While that myth has been debunked, a newly discovered shrimp named after the iconic music group can accomplish what Pink Floyd was unable to with sound.

According to BBC, scientists at Oxford University’s Museum of Natural History have discovered a new species of snapping shrimp with a giant, neon-pink claw. Thanks to a pact between some of the scientists, this shrimp has been dubbed with the scientific name Synalpheus pinkfloydi. That’s hard to say, so we’ll just go with “Pink Floyd Shrimp” instead.

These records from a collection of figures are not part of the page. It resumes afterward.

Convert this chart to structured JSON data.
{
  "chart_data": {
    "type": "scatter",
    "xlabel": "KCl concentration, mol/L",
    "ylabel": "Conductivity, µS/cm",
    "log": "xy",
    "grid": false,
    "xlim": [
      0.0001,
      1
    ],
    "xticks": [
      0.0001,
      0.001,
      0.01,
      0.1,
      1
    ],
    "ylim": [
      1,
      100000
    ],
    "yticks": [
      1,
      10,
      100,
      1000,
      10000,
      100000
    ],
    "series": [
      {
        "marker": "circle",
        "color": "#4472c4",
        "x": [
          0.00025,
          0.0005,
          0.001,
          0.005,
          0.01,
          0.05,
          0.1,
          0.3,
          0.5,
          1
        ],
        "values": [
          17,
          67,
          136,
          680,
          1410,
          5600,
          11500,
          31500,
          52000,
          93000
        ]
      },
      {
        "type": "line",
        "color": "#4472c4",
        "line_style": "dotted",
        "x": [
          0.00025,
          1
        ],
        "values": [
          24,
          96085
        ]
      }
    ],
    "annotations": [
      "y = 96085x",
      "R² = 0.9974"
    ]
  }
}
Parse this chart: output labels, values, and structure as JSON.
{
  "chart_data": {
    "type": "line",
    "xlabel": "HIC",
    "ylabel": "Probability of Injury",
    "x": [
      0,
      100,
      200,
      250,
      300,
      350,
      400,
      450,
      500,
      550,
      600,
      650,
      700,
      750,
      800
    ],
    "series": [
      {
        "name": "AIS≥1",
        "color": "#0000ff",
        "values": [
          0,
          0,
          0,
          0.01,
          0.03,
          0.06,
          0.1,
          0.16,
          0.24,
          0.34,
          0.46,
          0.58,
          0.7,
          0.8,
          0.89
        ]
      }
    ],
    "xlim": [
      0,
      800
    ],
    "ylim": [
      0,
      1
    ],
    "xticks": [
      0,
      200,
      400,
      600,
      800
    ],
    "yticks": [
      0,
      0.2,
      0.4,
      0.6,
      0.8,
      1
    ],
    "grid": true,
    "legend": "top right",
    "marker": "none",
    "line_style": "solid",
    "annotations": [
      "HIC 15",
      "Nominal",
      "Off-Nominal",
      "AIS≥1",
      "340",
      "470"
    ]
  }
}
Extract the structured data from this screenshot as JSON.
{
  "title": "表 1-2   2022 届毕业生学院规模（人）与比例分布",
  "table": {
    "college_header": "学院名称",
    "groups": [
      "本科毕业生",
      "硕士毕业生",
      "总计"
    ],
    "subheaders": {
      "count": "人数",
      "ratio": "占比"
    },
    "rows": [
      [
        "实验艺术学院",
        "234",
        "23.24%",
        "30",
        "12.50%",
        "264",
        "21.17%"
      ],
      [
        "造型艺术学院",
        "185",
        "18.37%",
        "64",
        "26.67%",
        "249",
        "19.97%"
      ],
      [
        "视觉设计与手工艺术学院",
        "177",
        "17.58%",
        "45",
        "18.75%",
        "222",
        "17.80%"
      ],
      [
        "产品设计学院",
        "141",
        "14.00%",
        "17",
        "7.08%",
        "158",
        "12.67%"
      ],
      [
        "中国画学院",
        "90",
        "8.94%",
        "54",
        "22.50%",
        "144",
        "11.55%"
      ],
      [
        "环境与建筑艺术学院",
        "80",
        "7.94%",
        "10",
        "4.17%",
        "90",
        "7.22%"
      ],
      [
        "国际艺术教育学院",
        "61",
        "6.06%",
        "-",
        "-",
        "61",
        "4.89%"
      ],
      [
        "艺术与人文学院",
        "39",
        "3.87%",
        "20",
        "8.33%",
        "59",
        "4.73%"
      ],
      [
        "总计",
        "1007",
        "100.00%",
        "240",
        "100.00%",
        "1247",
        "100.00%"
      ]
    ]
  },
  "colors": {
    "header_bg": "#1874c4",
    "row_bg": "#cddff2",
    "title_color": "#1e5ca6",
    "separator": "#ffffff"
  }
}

As part of the snapping shrimp family, the Pink Floyd Shrimp carries around a supersonic bazooka of death and destruction in the form of its massive pink claw. It’s not just responsible for the shrimp’s name: in one millisecond, it can snap that claw and generate a sound equivalent to 210 decibels, killing small fish in the nearby area.

For comparison, the average rock concert dials in at around 120 decibels and at 160 decibels, your eardrums would burst. Basically, the Pink Floyd Shrimp is a real-life Pokémon.

Now if only it could sing like Pink Floyd as well.